A home is most likely the largest purchase you’ll ever make in your life (unless you get to yacht or personal jet level, I suppose). And the whole home-as-an-investment concept is incredibly misleading. The truth is that a home is something you’ll always be putting money into, and its value can fluctuate dramatically based on the market. But of course, it is fun and exciting to have a place that is your own, and once you are financially ready, it’s nice to be paying money towards something you can eventually sell versus putting money towards rent that you’ll never get back.
I wrote this article about a year ago about our constant internal battle with pursuing home-buying and realizing over (and over) again that we weren’t ready. I could write another whole article on how awful it feels to finally be ready to buy a house and find yourself hunting in the worst market for buyers that our city has probably ever seen. But rather than continue to lament the housing-related stress we’ve been dragging around for years, I’ll cut it off there to say that we finally bought a house! We are so excited and so totally overwhelmed to take on this new season of life as homeowners.

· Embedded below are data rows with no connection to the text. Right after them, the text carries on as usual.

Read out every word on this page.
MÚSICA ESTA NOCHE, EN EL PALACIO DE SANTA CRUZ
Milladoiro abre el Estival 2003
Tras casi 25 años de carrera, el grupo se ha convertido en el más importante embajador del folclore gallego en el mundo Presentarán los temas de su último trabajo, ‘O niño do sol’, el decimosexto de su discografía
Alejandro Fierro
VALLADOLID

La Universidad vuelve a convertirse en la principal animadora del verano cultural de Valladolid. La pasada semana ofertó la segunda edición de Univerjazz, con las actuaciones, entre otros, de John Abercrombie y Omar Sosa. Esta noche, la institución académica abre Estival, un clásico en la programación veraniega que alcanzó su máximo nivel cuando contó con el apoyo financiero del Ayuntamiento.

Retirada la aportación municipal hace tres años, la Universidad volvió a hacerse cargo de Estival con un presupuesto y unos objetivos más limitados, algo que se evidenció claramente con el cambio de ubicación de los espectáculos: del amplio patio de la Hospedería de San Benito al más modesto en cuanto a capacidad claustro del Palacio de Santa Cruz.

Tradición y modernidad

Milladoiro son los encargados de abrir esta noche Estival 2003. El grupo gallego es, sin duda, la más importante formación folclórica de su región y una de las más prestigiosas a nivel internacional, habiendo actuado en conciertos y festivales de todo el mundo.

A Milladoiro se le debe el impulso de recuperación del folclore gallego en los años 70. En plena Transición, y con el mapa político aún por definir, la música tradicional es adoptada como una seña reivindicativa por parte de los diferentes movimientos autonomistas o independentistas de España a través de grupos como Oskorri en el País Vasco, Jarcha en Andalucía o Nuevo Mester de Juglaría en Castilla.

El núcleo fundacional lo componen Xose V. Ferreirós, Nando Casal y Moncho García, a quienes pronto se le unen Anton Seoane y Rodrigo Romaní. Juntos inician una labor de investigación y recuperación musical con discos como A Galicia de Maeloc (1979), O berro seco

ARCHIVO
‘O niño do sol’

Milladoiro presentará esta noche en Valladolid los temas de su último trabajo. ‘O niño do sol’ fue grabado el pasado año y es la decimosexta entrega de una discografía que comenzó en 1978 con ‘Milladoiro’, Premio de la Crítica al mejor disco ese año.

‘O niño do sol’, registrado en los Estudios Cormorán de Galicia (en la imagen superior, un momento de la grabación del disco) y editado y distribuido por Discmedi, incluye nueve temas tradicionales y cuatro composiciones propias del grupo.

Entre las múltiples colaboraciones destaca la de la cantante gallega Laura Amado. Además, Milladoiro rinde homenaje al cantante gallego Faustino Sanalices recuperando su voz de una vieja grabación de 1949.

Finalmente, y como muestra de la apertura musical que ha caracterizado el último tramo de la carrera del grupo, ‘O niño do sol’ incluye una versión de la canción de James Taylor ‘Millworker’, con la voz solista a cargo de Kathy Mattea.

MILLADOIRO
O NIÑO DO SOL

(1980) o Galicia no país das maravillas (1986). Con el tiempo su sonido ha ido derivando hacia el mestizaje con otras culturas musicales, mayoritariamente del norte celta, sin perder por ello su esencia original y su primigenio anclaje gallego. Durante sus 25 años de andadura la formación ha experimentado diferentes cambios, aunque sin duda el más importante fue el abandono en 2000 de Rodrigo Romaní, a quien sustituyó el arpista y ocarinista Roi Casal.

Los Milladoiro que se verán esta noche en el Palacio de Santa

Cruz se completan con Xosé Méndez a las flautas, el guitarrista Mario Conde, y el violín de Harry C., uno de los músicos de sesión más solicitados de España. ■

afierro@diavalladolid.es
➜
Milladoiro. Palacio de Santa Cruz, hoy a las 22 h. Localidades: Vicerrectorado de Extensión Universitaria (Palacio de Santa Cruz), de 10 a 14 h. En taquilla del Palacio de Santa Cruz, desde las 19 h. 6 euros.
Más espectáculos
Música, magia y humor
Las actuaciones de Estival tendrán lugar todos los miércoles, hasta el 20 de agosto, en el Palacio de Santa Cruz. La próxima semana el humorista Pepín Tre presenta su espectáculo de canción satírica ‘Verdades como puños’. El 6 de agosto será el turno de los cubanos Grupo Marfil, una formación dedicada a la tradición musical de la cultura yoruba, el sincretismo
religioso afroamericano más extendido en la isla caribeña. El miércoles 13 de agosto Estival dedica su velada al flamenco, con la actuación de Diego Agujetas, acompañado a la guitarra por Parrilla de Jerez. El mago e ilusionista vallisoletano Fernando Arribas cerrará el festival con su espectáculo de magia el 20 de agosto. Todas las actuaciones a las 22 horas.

Buying a house is a crazy, long, complicated, stressful process. And then you get the house you’ve been dreaming of, and you realize you have to fill it with furniture and maintain it and fix things when they break! And you get an inspection and have to listen to all the things that will eventually need to be replaced, and you see what your mortgage payment is and how much interest you’ll pay over time, and you start adding up how much it will cost to buy furniture to fill all of these lovely rooms. It’s just a lot, and it feels all consuming for a while.
The thing I am most thankful for in this crazy season is that we came into it financially prepared. We ended up spending a little more than our original budget in order to beat out the crazy competition of low supply and high demand in our city, but we were still able to put down a 20% down payment. Saving up a 20% down payment is no joke, and if you told me a few years ago when we first started thinking about a house that we would ever be able to save up this much, I would have never believed you, but we maintained the same intensity we used to pay off our student loans to save up the down payment and were able to make it happen. This saved us from having to pay PMI (private mortgage insurance) and reduced our mortgage payment. It gives us more equity in the home right off the bat, which is reassuring when it feels like this crazy market could plummet at any moment. We also still have a fully-funded emergency fund remaining in our bank account after dropping the down payment so we don’t have to worry about any unexpected surprise expenses that inevitably arise when you own a home – or when your car ends up in the shop with a $1,300 bill the day before you close on your house (true story). And the real cherry on top is that we have absolutely no debt of any kind other than our mortgage, so it is the only payment we’re obligated to pay each month.
With all the stress that comes with buying a house, I can’t imagine adding to it by not being financially prepared. It is so hard to fight the urge to keep up the Joneses who are all drowning in debt and constant financial stress, but it was SO worth it for us to wait. Now, we can enjoy our first home without worrying about it financially destroying us. A home should be a step towards continued financial freedom, not a burden causing you to backslide. I know that every person’s situation is different, but if at all possible, I urge you to wait to purchase a home until all of your financial ducks are in a row!